Corresponding "before" and "after" values form matched pairs. (Calculate "after" – "before.")

The data for the test are the differences: {0.2, –4.1, –1.6, –1.8, –3.2, –2, –2.9, –9.6}

The sample mean and sample standard deviation of the differences are: $\overline{x_d}=\mathrm{–3.13}$ and $s_d=2.91$ Verify these values.

Let ${\mu }_d$ be the population mean for the differences. We use the subscript $d$ to denote "differences."

Random variable: ${\overline{X}}_d$ = the mean difference of the sensory measurements

H ₀ : μ _d ≥ 0

The null hypothesis is zero or positive, meaning that there is the same or more pain felt after hypnotism. That means the subject shows no improvement. μ _d is the population mean of the differences.)

H _a : μ _d <0

The alternative hypothesis is negative, meaning there is less pain felt after hypnotism. That means the subject shows improvement. The score should be lower after hypnotism, so the difference ought to be negative to indicate improvement.

Distribution for the test: The distribution is a Student's t with df = n – 1 = 8 – 1 = 7. Use t ₇ . (Notice that the test is for a single population mean.)

Calculate the p -value using the Student's-t distribution: p -value = 0.0095

Graph:

${\overline{X}}_d$ is the random variable for the differences.

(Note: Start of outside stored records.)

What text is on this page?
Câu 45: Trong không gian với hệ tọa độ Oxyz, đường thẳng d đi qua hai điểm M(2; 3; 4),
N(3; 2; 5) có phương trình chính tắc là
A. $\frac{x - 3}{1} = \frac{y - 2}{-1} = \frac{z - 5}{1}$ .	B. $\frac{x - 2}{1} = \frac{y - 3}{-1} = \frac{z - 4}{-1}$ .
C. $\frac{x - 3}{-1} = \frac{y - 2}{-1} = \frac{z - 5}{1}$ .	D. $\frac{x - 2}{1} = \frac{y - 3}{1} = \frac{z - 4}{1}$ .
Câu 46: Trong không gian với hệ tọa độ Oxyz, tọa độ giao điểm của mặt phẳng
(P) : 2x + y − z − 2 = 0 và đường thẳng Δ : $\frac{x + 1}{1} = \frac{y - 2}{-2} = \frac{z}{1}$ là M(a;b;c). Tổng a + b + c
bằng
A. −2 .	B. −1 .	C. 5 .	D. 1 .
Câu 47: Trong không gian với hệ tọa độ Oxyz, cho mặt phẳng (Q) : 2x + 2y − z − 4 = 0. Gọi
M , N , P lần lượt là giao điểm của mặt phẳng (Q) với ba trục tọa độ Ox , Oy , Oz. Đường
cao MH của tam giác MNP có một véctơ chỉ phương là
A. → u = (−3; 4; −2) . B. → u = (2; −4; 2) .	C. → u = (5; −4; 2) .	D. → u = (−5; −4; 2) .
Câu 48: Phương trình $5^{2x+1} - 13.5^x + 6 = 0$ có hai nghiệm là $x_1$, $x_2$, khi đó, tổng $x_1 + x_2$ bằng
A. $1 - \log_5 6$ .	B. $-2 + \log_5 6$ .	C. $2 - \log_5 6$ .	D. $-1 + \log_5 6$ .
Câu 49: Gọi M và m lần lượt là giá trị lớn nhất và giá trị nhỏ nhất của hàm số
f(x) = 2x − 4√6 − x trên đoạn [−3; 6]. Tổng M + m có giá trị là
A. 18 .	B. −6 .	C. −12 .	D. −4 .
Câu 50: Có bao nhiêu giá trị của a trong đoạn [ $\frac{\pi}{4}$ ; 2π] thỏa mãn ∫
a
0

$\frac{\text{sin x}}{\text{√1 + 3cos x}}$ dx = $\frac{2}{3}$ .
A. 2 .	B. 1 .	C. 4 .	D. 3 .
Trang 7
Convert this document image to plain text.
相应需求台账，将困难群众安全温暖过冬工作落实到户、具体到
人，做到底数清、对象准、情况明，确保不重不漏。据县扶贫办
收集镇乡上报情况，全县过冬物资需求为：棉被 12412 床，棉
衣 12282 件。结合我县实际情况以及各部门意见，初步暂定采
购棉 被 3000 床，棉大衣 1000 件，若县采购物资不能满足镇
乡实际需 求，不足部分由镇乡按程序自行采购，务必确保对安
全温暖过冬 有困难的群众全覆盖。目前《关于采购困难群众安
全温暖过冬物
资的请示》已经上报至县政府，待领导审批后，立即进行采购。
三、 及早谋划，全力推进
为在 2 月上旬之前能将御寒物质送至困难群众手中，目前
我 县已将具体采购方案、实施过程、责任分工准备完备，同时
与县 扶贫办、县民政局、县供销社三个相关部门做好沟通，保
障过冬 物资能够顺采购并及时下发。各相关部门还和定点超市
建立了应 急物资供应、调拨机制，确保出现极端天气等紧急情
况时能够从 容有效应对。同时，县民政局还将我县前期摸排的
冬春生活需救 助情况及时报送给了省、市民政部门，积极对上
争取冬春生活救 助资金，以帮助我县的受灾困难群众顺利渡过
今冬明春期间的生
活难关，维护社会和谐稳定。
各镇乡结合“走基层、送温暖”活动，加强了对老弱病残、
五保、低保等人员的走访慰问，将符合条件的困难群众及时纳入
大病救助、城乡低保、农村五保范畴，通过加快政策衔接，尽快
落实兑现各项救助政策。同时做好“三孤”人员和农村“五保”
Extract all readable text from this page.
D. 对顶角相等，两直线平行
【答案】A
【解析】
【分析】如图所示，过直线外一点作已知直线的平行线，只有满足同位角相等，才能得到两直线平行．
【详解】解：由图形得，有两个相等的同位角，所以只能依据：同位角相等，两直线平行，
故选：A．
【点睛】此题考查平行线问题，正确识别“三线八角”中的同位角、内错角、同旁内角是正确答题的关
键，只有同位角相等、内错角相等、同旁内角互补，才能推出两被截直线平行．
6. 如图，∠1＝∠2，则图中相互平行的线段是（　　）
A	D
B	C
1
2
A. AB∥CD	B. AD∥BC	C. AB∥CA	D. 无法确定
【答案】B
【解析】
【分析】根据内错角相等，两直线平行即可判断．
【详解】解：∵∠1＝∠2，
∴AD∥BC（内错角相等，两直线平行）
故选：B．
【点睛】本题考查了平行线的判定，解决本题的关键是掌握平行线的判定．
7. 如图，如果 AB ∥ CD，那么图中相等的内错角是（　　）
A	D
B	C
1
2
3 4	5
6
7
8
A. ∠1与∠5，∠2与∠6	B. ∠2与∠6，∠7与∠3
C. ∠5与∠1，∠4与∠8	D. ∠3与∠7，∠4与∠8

The sample mean and sample standard deviation of the differences are:

${\overline{x}}_d$ = –3.13

${\overline{s}}_d$ = 2.91

Compare α and the p -value: α = 0.05 and p -value = 0.0095. α > p -value.

Make a decision: Since α > p -value, reject H ₀ . This means that μ _d <0 and there is improvement.

Conclusion: At a 5% level of significance, from the sample data, there is sufficient evidence to conclude that the sensory measurements, on average, are lower after hypnotism. Hypnotism appears to be effective in reducing pain.